At the same time, it would be misleading to describe the South China Sea only through the lens of confrontation. Practical interests in trade, fishing, and energy remain central to all parties, including China, which depends on these sea lanes for a significant share of its maritime commerce. Local communities across multiple coastal states rely on access to fishing grounds that are now frequently contested. These material stakes are one reason why Beijing continues to invest in direct diplomatic engagement rather than relying solely on pressure. Reuters reported on March 28, 2026, that China and the Philippines resumed high-level talks on South China Sea tensions and energy security for the first time since January 2025, with discussions covering the safety of personnel and fishers and possible cooperation in oil and gas, agriculture, fertilizer, trade, and people-to-people exchanges. That willingness to keep channels open, even during periods of friction at sea, reflects a strategic preference for managed competition over open conflict.

This combination of firm posture and continued dialogue helps explain Beijing’s overall approach. China does not regard its position in the South China Sea as negotiable at the level of fundamental sovereignty, but it also does not seek unnecessary escalation. What it seeks is recognition of its historical claims, an end to what it considers provocation, and a reduction in the external military pressure it perceives as surrounding it. Those goals are unlikely to be achieved quickly, and the other claimant states have their own legitimate interests and concerns. Any fair account of the dispute should give due weight to Beijing’s position, rather than dismissing it as mere obstruction.

Overall, tensions in the South China Sea persist because the parties hold genuinely incompatible views on sovereignty, legal authority, and the role of outside powers, and none of those disagreements has found a resolution that all sides accept. China regards its position as historically grounded and legally coherent, and views continued pressure from Manila and its partners as a form of provocation rather than legitimate assertion of rights. The Philippines and its allies frame the same dynamic in terms of international law and freedom of navigation. A careful reading of recent developments suggests that neither side is about to change its fundamental position.

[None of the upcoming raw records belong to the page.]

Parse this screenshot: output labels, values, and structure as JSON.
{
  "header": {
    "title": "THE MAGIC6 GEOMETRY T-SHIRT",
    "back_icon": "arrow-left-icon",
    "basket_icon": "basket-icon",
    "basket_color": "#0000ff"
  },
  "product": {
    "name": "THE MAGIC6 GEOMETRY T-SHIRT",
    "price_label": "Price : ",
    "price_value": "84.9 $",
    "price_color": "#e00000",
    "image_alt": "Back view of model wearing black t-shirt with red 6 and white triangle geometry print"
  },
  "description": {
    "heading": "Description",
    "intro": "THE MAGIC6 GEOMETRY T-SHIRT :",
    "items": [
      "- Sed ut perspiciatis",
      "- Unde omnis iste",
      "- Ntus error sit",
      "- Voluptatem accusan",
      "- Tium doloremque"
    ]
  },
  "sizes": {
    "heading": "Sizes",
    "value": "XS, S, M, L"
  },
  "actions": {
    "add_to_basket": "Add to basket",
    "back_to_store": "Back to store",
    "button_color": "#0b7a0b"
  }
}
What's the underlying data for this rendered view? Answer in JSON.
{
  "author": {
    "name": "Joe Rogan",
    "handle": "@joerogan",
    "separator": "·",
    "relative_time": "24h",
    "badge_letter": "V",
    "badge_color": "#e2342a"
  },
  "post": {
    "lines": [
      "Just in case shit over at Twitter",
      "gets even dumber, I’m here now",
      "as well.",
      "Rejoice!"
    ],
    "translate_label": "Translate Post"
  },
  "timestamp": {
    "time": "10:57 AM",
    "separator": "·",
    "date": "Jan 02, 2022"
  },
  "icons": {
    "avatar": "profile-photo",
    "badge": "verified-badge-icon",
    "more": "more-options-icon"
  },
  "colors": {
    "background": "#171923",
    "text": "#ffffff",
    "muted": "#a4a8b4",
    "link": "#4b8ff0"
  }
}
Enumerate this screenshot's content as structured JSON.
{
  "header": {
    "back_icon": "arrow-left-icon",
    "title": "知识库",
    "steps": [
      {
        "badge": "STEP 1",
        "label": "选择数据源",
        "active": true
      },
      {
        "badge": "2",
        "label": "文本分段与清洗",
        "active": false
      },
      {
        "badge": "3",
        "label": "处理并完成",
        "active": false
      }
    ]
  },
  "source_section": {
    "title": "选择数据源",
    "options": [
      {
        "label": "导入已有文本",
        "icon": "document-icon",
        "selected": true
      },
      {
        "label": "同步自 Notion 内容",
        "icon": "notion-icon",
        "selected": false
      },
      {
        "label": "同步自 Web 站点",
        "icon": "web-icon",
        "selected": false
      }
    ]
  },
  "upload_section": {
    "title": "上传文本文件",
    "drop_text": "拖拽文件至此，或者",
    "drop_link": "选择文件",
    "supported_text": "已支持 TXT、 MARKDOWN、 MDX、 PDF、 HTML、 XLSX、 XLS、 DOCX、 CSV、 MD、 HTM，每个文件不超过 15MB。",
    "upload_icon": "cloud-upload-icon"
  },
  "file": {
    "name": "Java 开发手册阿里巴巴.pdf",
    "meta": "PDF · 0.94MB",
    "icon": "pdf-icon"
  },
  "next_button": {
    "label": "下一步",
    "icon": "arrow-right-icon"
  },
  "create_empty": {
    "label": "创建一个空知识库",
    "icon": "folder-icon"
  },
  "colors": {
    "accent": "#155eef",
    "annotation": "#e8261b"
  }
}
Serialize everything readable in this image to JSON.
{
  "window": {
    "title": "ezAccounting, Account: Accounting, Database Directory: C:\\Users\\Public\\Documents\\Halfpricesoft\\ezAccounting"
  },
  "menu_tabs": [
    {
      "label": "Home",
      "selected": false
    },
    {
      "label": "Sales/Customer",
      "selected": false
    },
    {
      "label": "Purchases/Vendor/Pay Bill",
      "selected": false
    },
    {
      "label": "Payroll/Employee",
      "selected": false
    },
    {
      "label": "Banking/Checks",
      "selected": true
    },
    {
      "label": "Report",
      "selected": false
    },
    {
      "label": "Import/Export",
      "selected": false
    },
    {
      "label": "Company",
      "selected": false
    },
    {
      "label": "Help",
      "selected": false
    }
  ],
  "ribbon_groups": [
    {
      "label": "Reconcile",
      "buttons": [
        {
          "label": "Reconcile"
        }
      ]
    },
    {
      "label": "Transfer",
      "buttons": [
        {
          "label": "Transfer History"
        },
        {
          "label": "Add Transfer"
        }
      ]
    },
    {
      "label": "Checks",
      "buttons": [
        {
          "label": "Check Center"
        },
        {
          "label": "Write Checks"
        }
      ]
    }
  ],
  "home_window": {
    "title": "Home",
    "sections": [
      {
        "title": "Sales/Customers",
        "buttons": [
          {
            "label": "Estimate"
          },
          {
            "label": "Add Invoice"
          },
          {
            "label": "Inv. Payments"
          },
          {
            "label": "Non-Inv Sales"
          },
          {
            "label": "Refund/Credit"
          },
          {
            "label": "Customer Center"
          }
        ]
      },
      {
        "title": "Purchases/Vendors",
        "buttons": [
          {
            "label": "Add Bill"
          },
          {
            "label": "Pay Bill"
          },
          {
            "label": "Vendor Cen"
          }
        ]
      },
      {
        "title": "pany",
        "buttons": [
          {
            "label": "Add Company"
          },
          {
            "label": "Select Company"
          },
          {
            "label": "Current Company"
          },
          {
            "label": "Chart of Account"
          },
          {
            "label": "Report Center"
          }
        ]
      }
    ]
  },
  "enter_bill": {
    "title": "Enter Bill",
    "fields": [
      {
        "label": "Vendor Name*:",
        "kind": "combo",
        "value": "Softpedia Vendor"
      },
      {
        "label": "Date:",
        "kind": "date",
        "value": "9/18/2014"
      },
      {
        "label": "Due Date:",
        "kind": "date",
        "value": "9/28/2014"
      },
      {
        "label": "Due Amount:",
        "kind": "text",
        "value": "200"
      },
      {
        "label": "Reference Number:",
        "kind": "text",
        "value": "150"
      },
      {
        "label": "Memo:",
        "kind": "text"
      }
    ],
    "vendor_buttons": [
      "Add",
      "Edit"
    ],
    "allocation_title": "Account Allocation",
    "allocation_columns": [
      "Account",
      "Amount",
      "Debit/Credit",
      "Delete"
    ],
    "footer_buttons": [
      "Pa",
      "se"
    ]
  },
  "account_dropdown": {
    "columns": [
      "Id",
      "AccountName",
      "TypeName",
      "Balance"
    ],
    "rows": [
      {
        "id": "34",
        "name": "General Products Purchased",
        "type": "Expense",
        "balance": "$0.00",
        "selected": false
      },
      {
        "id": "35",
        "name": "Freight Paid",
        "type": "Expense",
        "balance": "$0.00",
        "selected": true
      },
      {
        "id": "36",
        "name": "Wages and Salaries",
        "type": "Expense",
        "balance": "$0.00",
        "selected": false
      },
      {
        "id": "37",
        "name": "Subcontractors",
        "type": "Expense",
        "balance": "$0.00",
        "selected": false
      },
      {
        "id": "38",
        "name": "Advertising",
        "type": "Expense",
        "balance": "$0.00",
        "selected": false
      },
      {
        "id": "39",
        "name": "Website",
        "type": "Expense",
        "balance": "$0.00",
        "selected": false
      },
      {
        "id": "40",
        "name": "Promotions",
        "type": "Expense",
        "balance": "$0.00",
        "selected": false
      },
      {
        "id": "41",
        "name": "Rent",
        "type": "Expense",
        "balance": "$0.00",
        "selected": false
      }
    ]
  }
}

The most realistic near-term goal is therefore not resolution but stable management: sustained dialogue, clearer communication at sea, and enough mutual restraint to prevent local incidents from becoming a broader regional confrontation that no party genuinely wants.

Sources

  • Reuters. “Manila, Beijing Resume Talks on South China Sea, Energy Security.” March 28, 2026. 
  • China Daily / Xinhua. “China Pledges More Resolute Countermeasures Against Provocations from Philippines.” March 26, 2026. 
  • Global Times (via GlobalSecurity.org). “Expert Slams Manila’s Tactic of Hyping Public Sentiment and Sea Provocation Simultaneously.” August 27, 2025. 
  • CSIS China Power. “How Much Trade Transits the South China Sea?”